While Concrete-ML users only need to understand the cryptography concepts above, for a deeper understanding of the cryptography behind the Concrete stack, please see the whitepaper on TFHE and Programmable Boostrapping or this series of blogs.

Model accuracy considerations under FHE constraints

To respect FHE constraints, all numerical programs that include non-linear operations over encrypted data must have all inputs, constants, and intermediate values represented with integers of a maximum of 16 bits.

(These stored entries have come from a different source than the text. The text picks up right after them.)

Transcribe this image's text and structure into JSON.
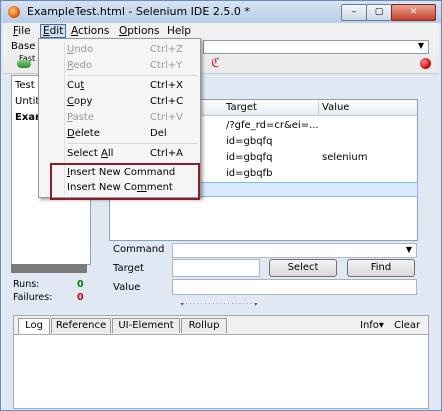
{
  "window": {
    "title": "ExampleTest.html - Selenium IDE 2.5.0 *",
    "min_label": "–",
    "max_label": "▢",
    "close_label": "✕"
  },
  "menubar": {
    "file": {
      "label": "File",
      "u": "F",
      "rest": "ile"
    },
    "edit": {
      "label": "Edit",
      "u": "E",
      "rest": "dit"
    },
    "actions": {
      "label": "Actions",
      "u": "A",
      "rest": "ctions"
    },
    "options": {
      "label": "Options",
      "u": "O",
      "rest": "ptions"
    },
    "help": {
      "label": "Help"
    }
  },
  "base_url": {
    "label": "Base",
    "value": ""
  },
  "toolbar": {
    "fast_label": "Fast"
  },
  "test_case_panel": {
    "items": [
      "Test",
      "Untit",
      "Exar"
    ]
  },
  "stats": {
    "runs_label": "Runs:",
    "runs_value": "0",
    "failures_label": "Failures:",
    "failures_value": "0"
  },
  "table": {
    "columns": [
      "Target",
      "Value"
    ],
    "rows": [
      {
        "target": "/?gfe_rd=cr&ei=...",
        "value": ""
      },
      {
        "target": "id=gbqfq",
        "value": ""
      },
      {
        "target": "id=gbqfq",
        "value": "selenium"
      },
      {
        "target": "id=gbqfb",
        "value": ""
      }
    ]
  },
  "form": {
    "command_label": "Command",
    "target_label": "Target",
    "value_label": "Value",
    "select_button": "Select",
    "find_button": "Find"
  },
  "bottom_panel": {
    "tabs": [
      "Log",
      "Reference",
      "UI-Element",
      "Rollup"
    ],
    "info_label": "Info▾",
    "clear_label": "Clear"
  },
  "edit_menu": {
    "items": [
      {
        "u": "U",
        "rest": "ndo",
        "shortcut": "Ctrl+Z",
        "enabled": false
      },
      {
        "u": "R",
        "rest": "edo",
        "shortcut": "Ctrl+Y",
        "enabled": false
      },
      {
        "pre": "Cu",
        "u": "t",
        "rest": "",
        "shortcut": "Ctrl+X",
        "enabled": true
      },
      {
        "u": "C",
        "rest": "opy",
        "shortcut": "Ctrl+C",
        "enabled": true
      },
      {
        "u": "P",
        "rest": "aste",
        "shortcut": "Ctrl+V",
        "enabled": false
      },
      {
        "u": "D",
        "rest": "elete",
        "shortcut": "Del",
        "enabled": true
      },
      {
        "pre": "Select ",
        "u": "A",
        "rest": "ll",
        "shortcut": "Ctrl+A",
        "enabled": true
      },
      {
        "pre": "",
        "u": "I",
        "rest": "nsert New Command",
        "shortcut": "",
        "enabled": true
      },
      {
        "pre": "Insert New Co",
        "u": "m",
        "rest": "ment",
        "shortcut": "",
        "enabled": true
      }
    ]
  },
  "colors": {
    "highlight_border": "#8a1f2a",
    "runs_color": "#008000",
    "failures_color": "#c00000"
  }
}
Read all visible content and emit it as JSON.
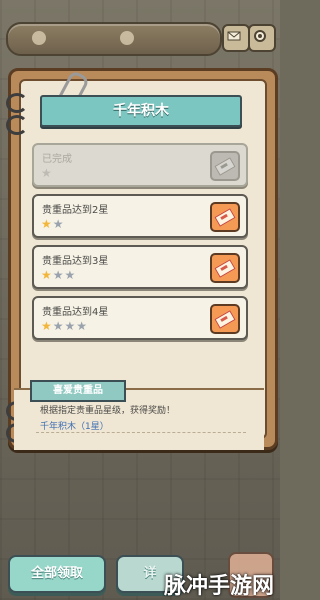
{
  "title": "千年积木",
  "quests": [
    {
      "label": "已完成",
      "stars": 1,
      "max_stars": 1,
      "state": "done"
    },
    {
      "label": "贵重品达到2星",
      "stars": 1,
      "max_stars": 2,
      "state": "active"
    },
    {
      "label": "贵重品达到3星",
      "stars": 1,
      "max_stars": 3,
      "state": "active"
    },
    {
      "label": "贵重品达到4星",
      "stars": 1,
      "max_stars": 4,
      "state": "active"
    }
  ],
  "info": {
    "tag": "喜爱贵重品",
    "description": "根据指定贵重品星级，获得奖励！",
    "item": "千年积木（1星）"
  },
  "buttons": {
    "claim_all": "全部领取",
    "detail": "详"
  },
  "watermark": "脉冲手游网",
  "colors": {
    "accent": "#7cc6c1",
    "star_full": "#f2b63a",
    "star_empty": "#9aa3ad",
    "ticket": "#f49a55"
  },
  "icons": [
    "mail-icon",
    "gear-icon",
    "ticket-icon",
    "star-icon",
    "paperclip-icon"
  ]
}
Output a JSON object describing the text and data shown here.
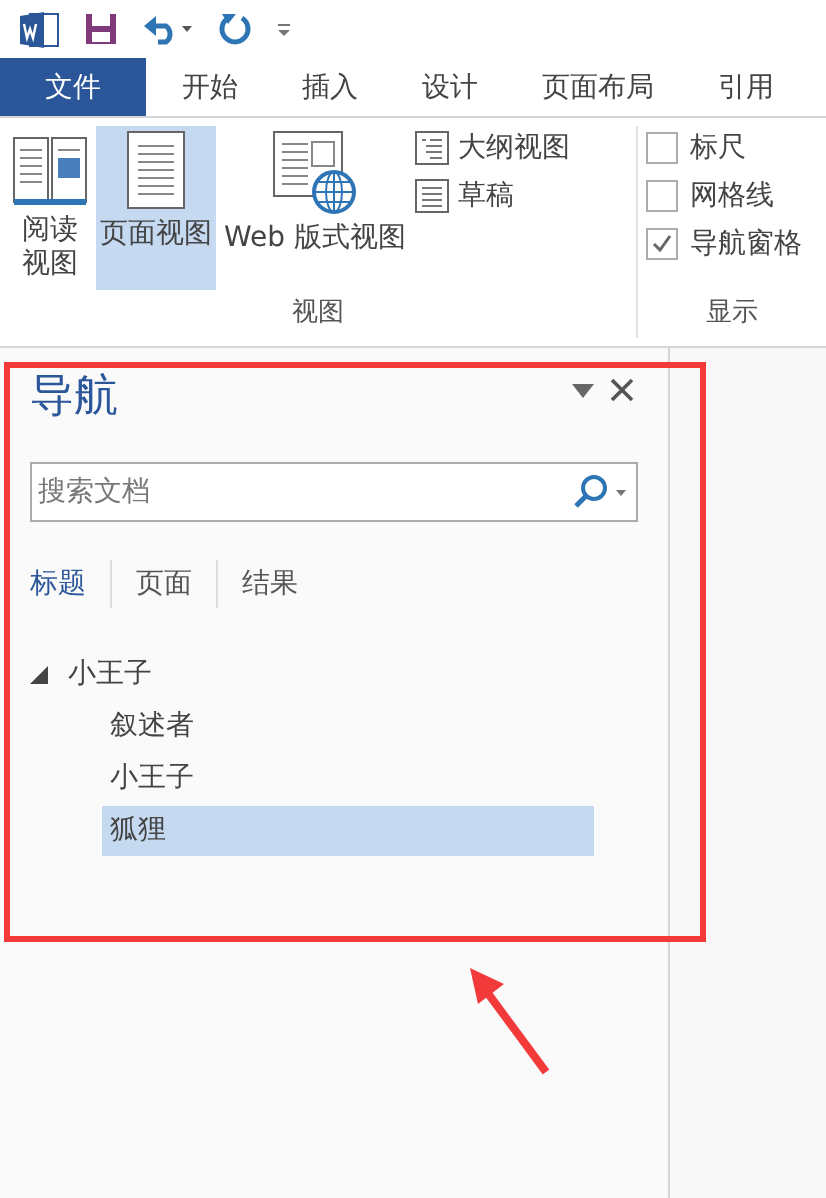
{
  "tabs": [
    {
      "label": "文件",
      "kind": "file"
    },
    {
      "label": "开始",
      "kind": "tab"
    },
    {
      "label": "插入",
      "kind": "tab"
    },
    {
      "label": "设计",
      "kind": "tab"
    },
    {
      "label": "页面布局",
      "kind": "tab"
    },
    {
      "label": "引用",
      "kind": "tab"
    }
  ],
  "ribbon": {
    "view_group": {
      "label": "视图",
      "large_buttons": [
        {
          "label_lines": [
            "阅读",
            "视图"
          ],
          "selected": false
        },
        {
          "label_lines": [
            "页面视图"
          ],
          "selected": true
        },
        {
          "label_lines": [
            "Web 版式视图"
          ],
          "selected": false
        }
      ],
      "small_buttons": [
        {
          "label": "大纲视图"
        },
        {
          "label": "草稿"
        }
      ]
    },
    "show_group": {
      "label": "显示",
      "checkboxes": [
        {
          "label": "标尺",
          "checked": false
        },
        {
          "label": "网格线",
          "checked": false
        },
        {
          "label": "导航窗格",
          "checked": true
        }
      ]
    }
  },
  "navigation": {
    "title": "导航",
    "search": {
      "placeholder": "搜索文档"
    },
    "tabs": [
      {
        "label": "标题",
        "selected": true
      },
      {
        "label": "页面",
        "selected": false
      },
      {
        "label": "结果",
        "selected": false
      }
    ],
    "tree": [
      {
        "label": "小王子",
        "expanded": true,
        "selected": false,
        "children": [
          {
            "label": "叙述者",
            "selected": false
          },
          {
            "label": "小王子",
            "selected": false
          },
          {
            "label": "狐狸",
            "selected": true
          }
        ]
      }
    ]
  }
}
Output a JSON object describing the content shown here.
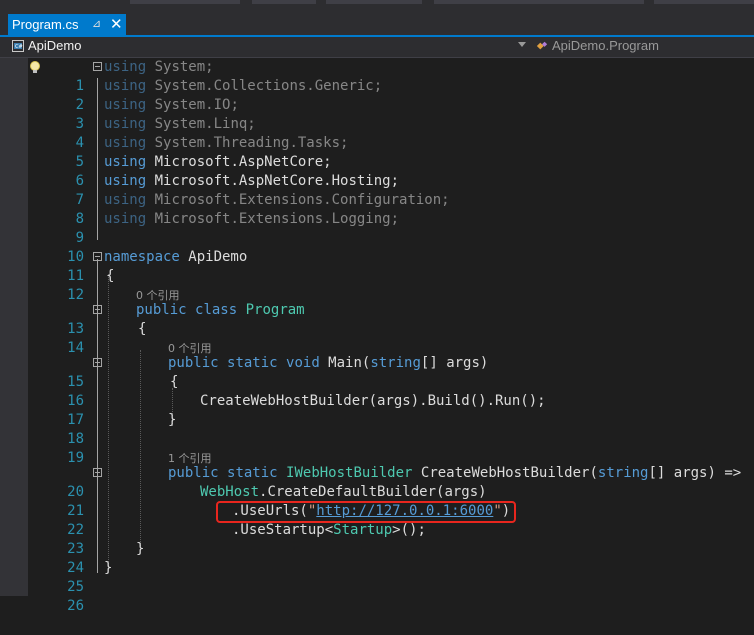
{
  "tab": {
    "title": "Program.cs",
    "pin": "⊿",
    "close": "✕"
  },
  "nav": {
    "project": "ApiDemo",
    "class": "ApiDemo.Program"
  },
  "lines": {
    "l1": "1",
    "l2": "2",
    "l3": "3",
    "l4": "4",
    "l5": "5",
    "l6": "6",
    "l7": "7",
    "l8": "8",
    "l9": "9",
    "l10": "10",
    "l11": "11",
    "l12": "12",
    "l13": "13",
    "l14": "14",
    "l15": "15",
    "l16": "16",
    "l17": "17",
    "l18": "18",
    "l19": "19",
    "l20": "20",
    "l21": "21",
    "l22": "22",
    "l23": "23",
    "l24": "24",
    "l25": "25",
    "l26": "26"
  },
  "code": {
    "using": "using",
    "u1": " System;",
    "u2": " System.Collections.Generic;",
    "u3": " System.IO;",
    "u4": " System.Linq;",
    "u5": " System.Threading.Tasks;",
    "u6": " Microsoft.AspNetCore;",
    "u7": " Microsoft.AspNetCore.Hosting;",
    "u8": " Microsoft.Extensions.Configuration;",
    "u9": " Microsoft.Extensions.Logging;",
    "namespace_kw": "namespace",
    "namespace_name": " ApiDemo",
    "open_brace": "{",
    "close_brace": "}",
    "public": "public",
    "class": "class",
    "static": "static",
    "void": "void",
    "string": "string",
    "program": "Program",
    "main": " Main(",
    "main_args": "[] args)",
    "create_call": "CreateWebHostBuilder(args).Build().Run();",
    "iwebhost": "IWebHostBuilder",
    "create_sig": " CreateWebHostBuilder(",
    "create_args": "[] args) =>",
    "webhost": "WebHost",
    "default_builder": ".CreateDefaultBuilder(args)",
    "useurls": ".UseUrls(",
    "url": "http://127.0.0.1:6000",
    "quote": "\"",
    "close_paren": ")",
    "usestartup": ".UseStartup<",
    "startup": "Startup",
    "usestartup_end": ">();"
  },
  "refs": {
    "zero": "0 个引用",
    "one": "1 个引用"
  }
}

Thus, Concrete-ML quantizes the input data and model outputs in the same way as weights and activations. The main levers to control accumulator bit-width are the number of bits used for the inputs, weights, and activations of the model. These parameters are crucial to comply with the constraint on accumulator bit-widths. Please refer to the quantization documentation for more details about how to develop models with quantization in Concrete-ML.

However, these methods may cause a reduction in the accuracy of the model since its representative power is diminished. Most importantly, carefully choosing a quantization approach can alleviate accuracy loss, all the while allowing compilation to FHE. Concrete-ML offers built-in models that already include quantization algorithms, and users only need to configure some of their parameters, such as the number of bits, discussed above. See the advanced quantization guide for information about configuring these parameters for various models.

Additional specific methods can help to make models compatible with FHE constraints. For instance, dimensionality reduction can reduce the number of input features and, thus, the maximum accumulator bit-width reached within a circuit. Similarly, sparsity-inducing training methods, such as pruning, deactivate some features during inference, which also helps. For now, dimensionality reduction is considered as a pre-processing step, while pruning is used in the built-in neural networks.

The configuration of model quantization parameters is illustrated in the advanced examples for Linear and Logistic Regressions and dimensionality reduction is shown in the Poisson regression example.